Well, of the things to get me posting again, I'm surprised its a Daily Mail article. I'm even more surprised I find myself agreeing with it.
But an article dedicated to police sergeants? I couldn't resist.
(Graphic courtesy Daily Mail website.) According to their report, I spend roughly 10% of my time on patrol. And you know what? I think thats a tad optimistic. Lets look at a recent four shift spell:
Day 1: Entire shift in custody. Ridiculously busy. Leave suite with my head swimming. A hell hole of a shift with extremely violent schizophrenic prisoners (deemed to be quite sane by a mental health assessment team??!?), people unconscious after genuine fits; and spitting, clawing drunk females.
Day 2: Entire shift in custody. After previous day, not in the mood for doing anything other than bare minimum.
Day 3: I'm allowed out! However, I have a considerable amount of paperwork relating to a Pc who has "performance issues", a load of stuff to get signed to justify my own existence, plus a mountain of emails I've ignored the last two days in custody. The time I spend out and about is almost solely to give myself a break from the computer screen.
Day 4: First half of shift first aid training. Second half- a meeting relating to my own performance, targets and evidence.
So from the last four days- 32 hrs at work- about 3 hours out of the station? Yep, about right. But only just.
I don't know what sergeants spend only 8% of their time in custody, (are you one? what force are you in? Tell me!) but it's much nearer 50% for me.
The police unsatisfactory performance process is such a long, drawn out and tedious affair. The PC with "performance issues" is currently midway through this, and demands a completely disproportionate amount of my time. I have had to apologise to the other officers I report on as I really haven't spent a lot of time with them at all in 6 months (although I'm not sure they're complaining that much!!). I have my suspicions that this one is going to go all the way, so I have to make a note of every single conversation and instruction I give out, to prevent accusations down the line of "But I was never told that".
I'll spend roughly half an hour a week going through the outstanding crime reports the rest of the team have. I hate it, but I have to deal with them by a series of memos and emails, as I only rarely get a chance to actually sit down and speak to them about it.
If I want to spend time out doing proper police patrol, as in being out of the nick, being free to take calls and go directly to jobs with the PC's (and not just be on the other end of the phone or radio), I have to plan in advance.
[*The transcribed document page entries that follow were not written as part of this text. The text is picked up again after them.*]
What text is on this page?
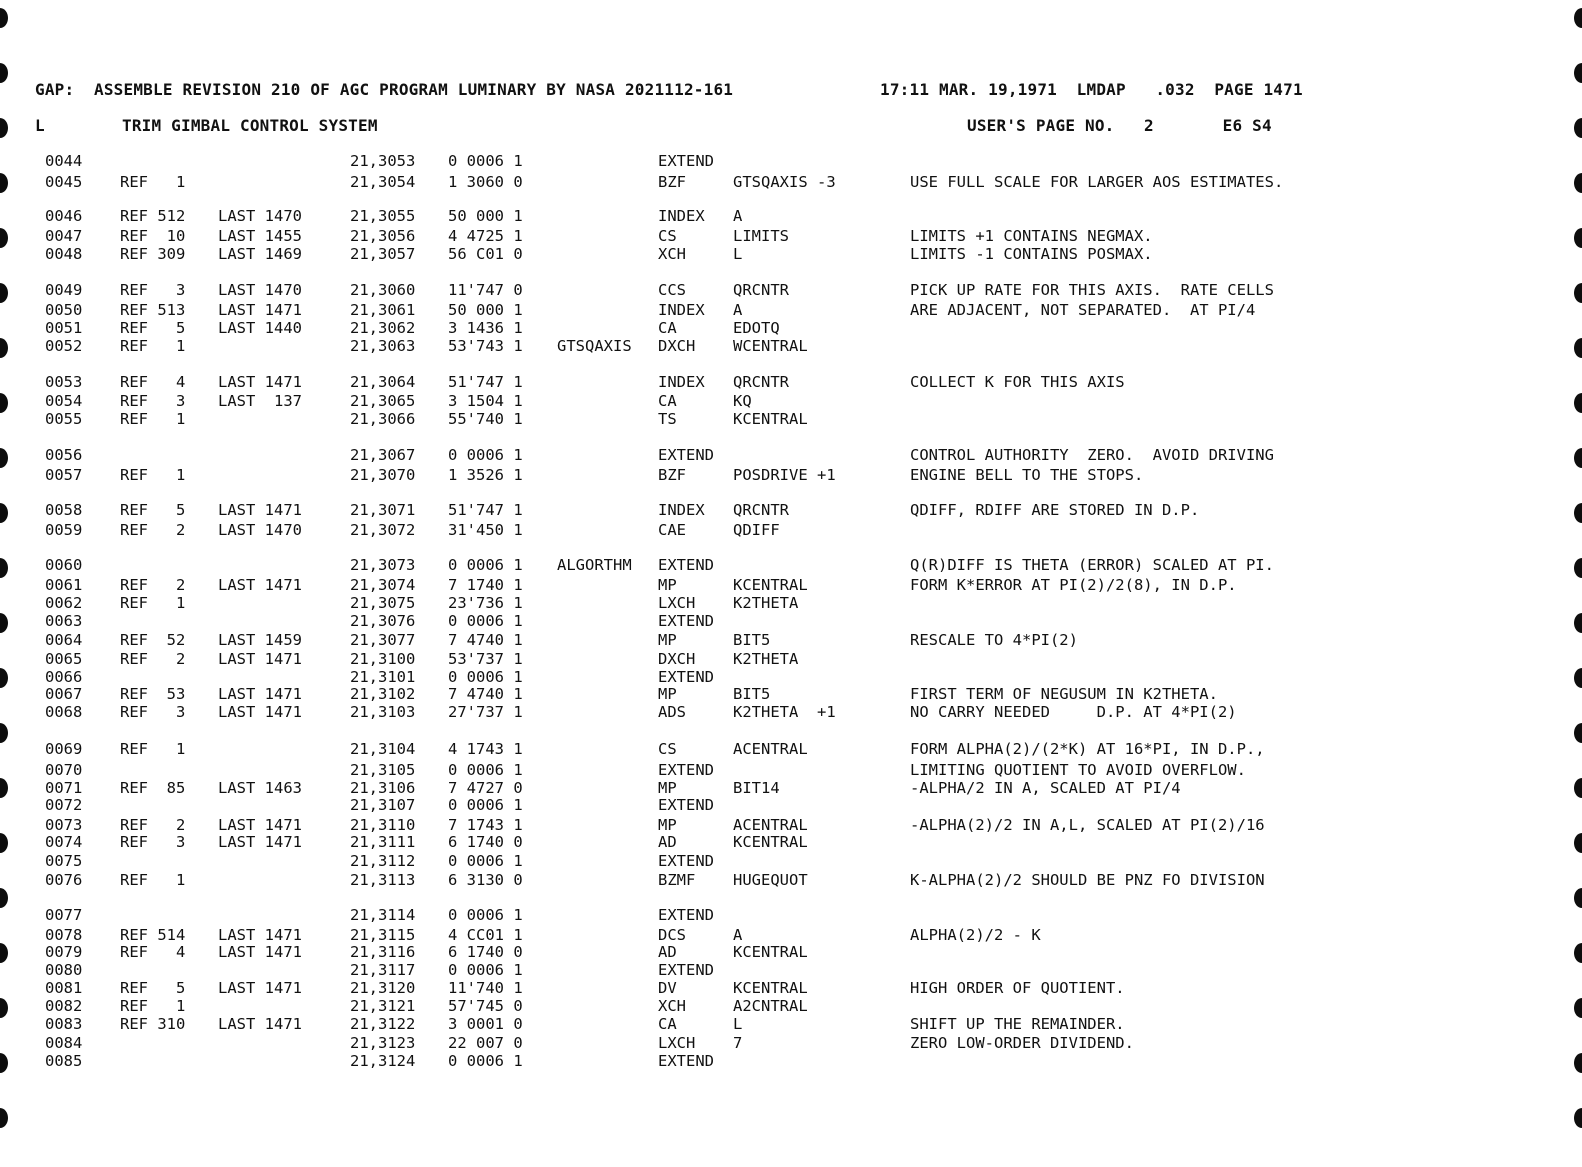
GAP:  ASSEMBLE REVISION 210 OF AGC PROGRAM LUMINARY BY NASA 2021112-161	17:11 MAR. 19,1971  LMDAP   .032  PAGE 1471
L	TRIM GIMBAL CONTROL SYSTEM	USER'S PAGE NO.   2       E6 S4
0044	21,3053 0 0006 1	EXTEND
0045 REF   1	21,3054 1 3060 0	BZF	GTSQAXIS -3	USE FULL SCALE FOR LARGER AOS ESTIMATES.
0046 REF 512 LAST 1470	21,3055 50 000 1	INDEX A
0047 REF  10 LAST 1455	21,3056 4 4725 1	CS	LIMITS	LIMITS +1 CONTAINS NEGMAX.
0048 REF 309 LAST 1469	21,3057 56 C01 0	XCH	L	LIMITS -1 CONTAINS POSMAX.
0049 REF   3 LAST 1470	21,3060 11'747 0	CCS	QRCNTR	PICK UP RATE FOR THIS AXIS.  RATE CELLS
0050 REF 513 LAST 1471	21,3061 50 000 1	INDEX A	ARE ADJACENT, NOT SEPARATED.  AT PI/4
0051 REF   5 LAST 1440	21,3062 3 1436 1	CA	EDOTQ
0052 REF   1	21,3063 53'743 1 GTSQAXIS DXCH WCENTRAL
0053 REF   4 LAST 1471	21,3064 51'747 1	INDEX QRCNTR	COLLECT K FOR THIS AXIS
0054 REF   3 LAST  137	21,3065 3 1504 1	CA	KQ
0055 REF   1	21,3066 55'740 1	TS	KCENTRAL
0056	21,3067 0 0006 1	EXTEND	CONTROL AUTHORITY  ZERO.  AVOID DRIVING
0057 REF   1	21,3070 1 3526 1	BZF	POSDRIVE +1	ENGINE BELL TO THE STOPS.
0058 REF   5 LAST 1471	21,3071 51'747 1	INDEX QRCNTR	QDIFF, RDIFF ARE STORED IN D.P.
0059 REF   2 LAST 1470	21,3072 31'450 1	CAE	QDIFF
0060	21,3073 0 0006 1 ALGORTHM EXTEND	Q(R)DIFF IS THETA (ERROR) SCALED AT PI.
0061 REF   2 LAST 1471	21,3074 7 1740 1	MP	KCENTRAL	FORM K*ERROR AT PI(2)/2(8), IN D.P.
0062 REF   1	21,3075 23'736 1	LXCH K2THETA
0063	21,3076 0 0006 1	EXTEND
0064 REF  52 LAST 1459	21,3077 7 4740 1	MP	BIT5	RESCALE TO 4*PI(2)
0065 REF   2 LAST 1471	21,3100 53'737 1	DXCH K2THETA
0066	21,3101 0 0006 1	EXTEND
0067 REF  53 LAST 1471	21,3102 7 4740 1	MP	BIT5	FIRST TERM OF NEGUSUM IN K2THETA.
0068 REF   3 LAST 1471	21,3103 27'737 1	ADS	K2THETA  +1	NO CARRY NEEDED     D.P. AT 4*PI(2)
0069 REF   1	21,3104 4 1743 1	CS	ACENTRAL	FORM ALPHA(2)/(2*K) AT 16*PI, IN D.P.,
0070	21,3105 0 0006 1	EXTEND	LIMITING QUOTIENT TO AVOID OVERFLOW.
0071 REF  85 LAST 1463	21,3106 7 4727 0	MP	BIT14	-ALPHA/2 IN A, SCALED AT PI/4
0072	21,3107 0 0006 1	EXTEND
0073 REF   2 LAST 1471	21,3110 7 1743 1	MP	ACENTRAL	-ALPHA(2)/2 IN A,L, SCALED AT PI(2)/16
0074 REF   3 LAST 1471	21,3111 6 1740 0	AD	KCENTRAL
0075	21,3112 0 0006 1	EXTEND
0076 REF   1	21,3113 6 3130 0	BZMF HUGEQUOT	K-ALPHA(2)/2 SHOULD BE PNZ FO DIVISION
0077	21,3114 0 0006 1	EXTEND
0078 REF 514 LAST 1471	21,3115 4 CC01 1	DCS	A	ALPHA(2)/2 - K
0079 REF   4 LAST 1471	21,3116 6 1740 0	AD	KCENTRAL
0080	21,3117 0 0006 1	EXTEND
0081 REF   5 LAST 1471	21,3120 11'740 1	DV	KCENTRAL	HIGH ORDER OF QUOTIENT.
0082 REF   1	21,3121 57'745 0	XCH	A2CNTRAL
0083 REF 310 LAST 1471	21,3122 3 0001 0	CA	L	SHIFT UP THE REMAINDER.
0084	21,3123 22 007 0	LXCH 7	ZERO LOW-ORDER DIVIDEND.
0085	21,3124 0 0006 1	EXTEND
I generally try and work it so that I do all my paperwork on early or late shifts, so I can actually get out when we're on nights, when the thin blue line is at its thinnest, and I don't spend half my time patrolling a traffic jam.
Sometimes I actually get a bit jealous of the PC's, who each day (well, a lot of them) are free to actually get out and do stuff, while I wave at them out of the window from my computer.